Seu navegador não suporta Javascript! Caso Lula: o Ministério Público precisa de 'provas cabais' para oferecimento de denúncia? | Alves Araujo

16 de setembro de 2016

Caso Lula: o Ministério Público precisa de 'provas cabais' para oferecimento de denúncia?

Caso Lula

O Ministério Público Federal ofereceu denúncia criminal em com relação a fatos que teriam sido praticados por Luis Inácio Lula da Silva.

Na coletiva dada pelo órgão à imprensa, Deltan Dallagnol teria dito que o Ministério Público "não tinha provas cabais para o oferecimento da denúncia", mas que tinha "convicção" do envolvimento do ex-presidente.

De início, é importante deixar claro: Deltan não fez tal afirmação.

Quem falou sobre a inexistência de provas cabais acerca da lavagem de dinheiro foi o Procurador da República Henrique Pozzobon, que asseverou:

"Precisamos dizer desde já que, em se tratando da lavagem de dinheiro, ou seja, em se tratando de uma tentativa de manter as aparências de licitude, não teremos aqui provas cabais de que Lula é o efetivo proprietário no papel do apartamento, pois justamente o fato de ele não figurar como proprietário do tríplex, da cobertura em Guarujá é uma forma de ocultação, dissimulação da verdadeira propriedade".

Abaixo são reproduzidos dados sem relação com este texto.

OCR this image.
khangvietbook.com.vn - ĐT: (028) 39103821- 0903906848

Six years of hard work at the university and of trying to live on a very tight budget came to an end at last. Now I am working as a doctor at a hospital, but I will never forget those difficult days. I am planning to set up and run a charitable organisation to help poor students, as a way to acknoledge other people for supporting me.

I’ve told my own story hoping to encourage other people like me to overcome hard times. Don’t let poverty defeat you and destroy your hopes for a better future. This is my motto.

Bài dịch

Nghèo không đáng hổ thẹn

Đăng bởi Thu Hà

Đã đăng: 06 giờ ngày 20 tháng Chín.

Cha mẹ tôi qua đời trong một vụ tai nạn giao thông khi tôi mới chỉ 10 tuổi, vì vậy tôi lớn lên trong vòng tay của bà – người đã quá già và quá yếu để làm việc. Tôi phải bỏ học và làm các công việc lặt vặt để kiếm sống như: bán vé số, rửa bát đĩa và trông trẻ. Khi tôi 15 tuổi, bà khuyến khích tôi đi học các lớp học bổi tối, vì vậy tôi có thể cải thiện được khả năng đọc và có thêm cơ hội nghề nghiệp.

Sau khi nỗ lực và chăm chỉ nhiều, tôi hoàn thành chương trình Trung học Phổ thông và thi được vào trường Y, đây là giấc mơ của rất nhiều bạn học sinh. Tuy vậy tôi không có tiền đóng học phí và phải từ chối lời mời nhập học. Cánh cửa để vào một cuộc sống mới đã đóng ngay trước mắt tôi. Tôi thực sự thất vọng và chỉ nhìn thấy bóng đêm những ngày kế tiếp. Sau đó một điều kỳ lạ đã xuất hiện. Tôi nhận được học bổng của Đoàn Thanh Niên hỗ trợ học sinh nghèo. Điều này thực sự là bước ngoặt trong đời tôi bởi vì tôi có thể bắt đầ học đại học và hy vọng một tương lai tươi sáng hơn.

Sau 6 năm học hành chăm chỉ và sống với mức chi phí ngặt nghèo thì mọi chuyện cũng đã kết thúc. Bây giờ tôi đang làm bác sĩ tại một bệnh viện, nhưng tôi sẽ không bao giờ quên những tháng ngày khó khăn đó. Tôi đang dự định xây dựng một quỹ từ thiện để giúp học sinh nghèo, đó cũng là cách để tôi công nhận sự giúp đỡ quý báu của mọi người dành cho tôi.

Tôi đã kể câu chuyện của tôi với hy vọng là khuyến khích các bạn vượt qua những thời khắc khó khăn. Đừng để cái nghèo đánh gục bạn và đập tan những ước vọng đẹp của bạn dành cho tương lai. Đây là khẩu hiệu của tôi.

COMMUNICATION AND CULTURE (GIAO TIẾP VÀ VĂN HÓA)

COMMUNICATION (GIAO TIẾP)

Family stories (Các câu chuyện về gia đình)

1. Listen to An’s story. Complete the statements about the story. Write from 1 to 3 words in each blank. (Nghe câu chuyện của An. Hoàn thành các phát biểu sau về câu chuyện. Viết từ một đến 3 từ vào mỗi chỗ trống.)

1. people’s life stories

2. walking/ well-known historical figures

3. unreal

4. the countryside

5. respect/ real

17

Pozzobon deixou claro que o crime de lavagem de dinheiro dificulta a existência de uma prova cabal da propriedade de determinado bem, ao menos no início da ação penal. Afinal, qual seria a prova cabal da propriedade de um imóvel? Certamente, a matrícula do Registro do Imóvel. É evidente, no entanto, que quem pratica o crime de lavagem de dinheiro não registra em seu nome bens de origem ilícita. Caso contrário, não haveria "ocultação".

Deltan Dallagnol afirmou que:

"Dentro das evidências que nós coletamos, a nossa convicção com base em tudo que nos expusemos é que Lula continuou tendo proeminência nesse esquema, continuou sendo líder nesse esquema mesmo depois dele ter saído do governo".

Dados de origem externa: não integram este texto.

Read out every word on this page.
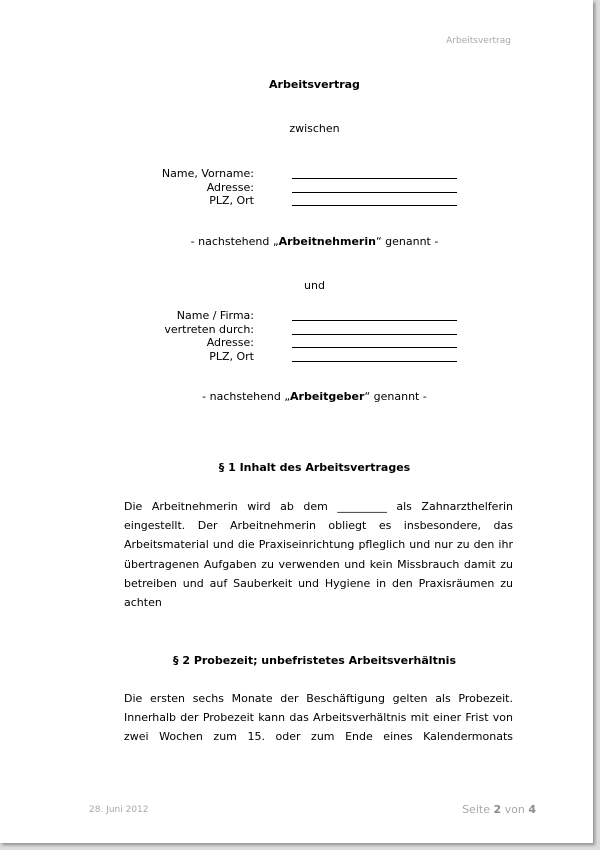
Arbeitsvertrag
Arbeitsvertrag
zwischen
Name, Vorname:
Adresse:
PLZ, Ort
- nachstehend „Arbeitnehmerin“ genannt -
und
Name / Firma:
vertreten durch:
Adresse:
PLZ, Ort
- nachstehend „Arbeitgeber“ genannt -
§ 1 Inhalt des Arbeitsvertrages
Die Arbeitnehmerin wird ab dem _________ als Zahnarzthelferin
eingestellt. Der Arbeitnehmerin obliegt es insbesondere, das
Arbeitsmaterial und die Praxiseinrichtung pfleglich und nur zu den ihr
übertragenen Aufgaben zu verwenden und kein Missbrauch damit zu
betreiben und auf Sauberkeit und Hygiene in den Praxisräumen zu
achten
§ 2 Probezeit; unbefristetes Arbeitsverhältnis
Die ersten sechs Monate der Beschäftigung gelten als Probezeit.
Innerhalb der Probezeit kann das Arbeitsverhältnis mit einer Frist von
zwei Wochen zum 15. oder zum Ende eines Kalendermonats
28. Juni 2012	Seite 2 von 4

É preciso, portanto, ressaltar que se trata de uma mentira propagada pelas redes sociais. No entanto, surge a controvérsia: para denunciar, o Ministério Público precisa ter provas cabais da prática delituosa e do envolvimento do agente?

O Ministério Público é o titular da ação penal. A Constituição Federal lhe atribuiu o poder/dever de denunciar as práticas criminosas apuradas.

Para isso, é essencial que haja "justa causa" (395, III, do CPP). A justa causa é uma das condições da ação penal, sem a qual o juiz rejeitará a peça acusatória.

A justa causa é o lastro probatório mínimo de materialidade e de autoria que fundamenta a denúncia. Não pode o Ministério Público ajuizar uma ação penal com base em meras suposições, declaração de pessoa anônima, enfim, denúncias vazias.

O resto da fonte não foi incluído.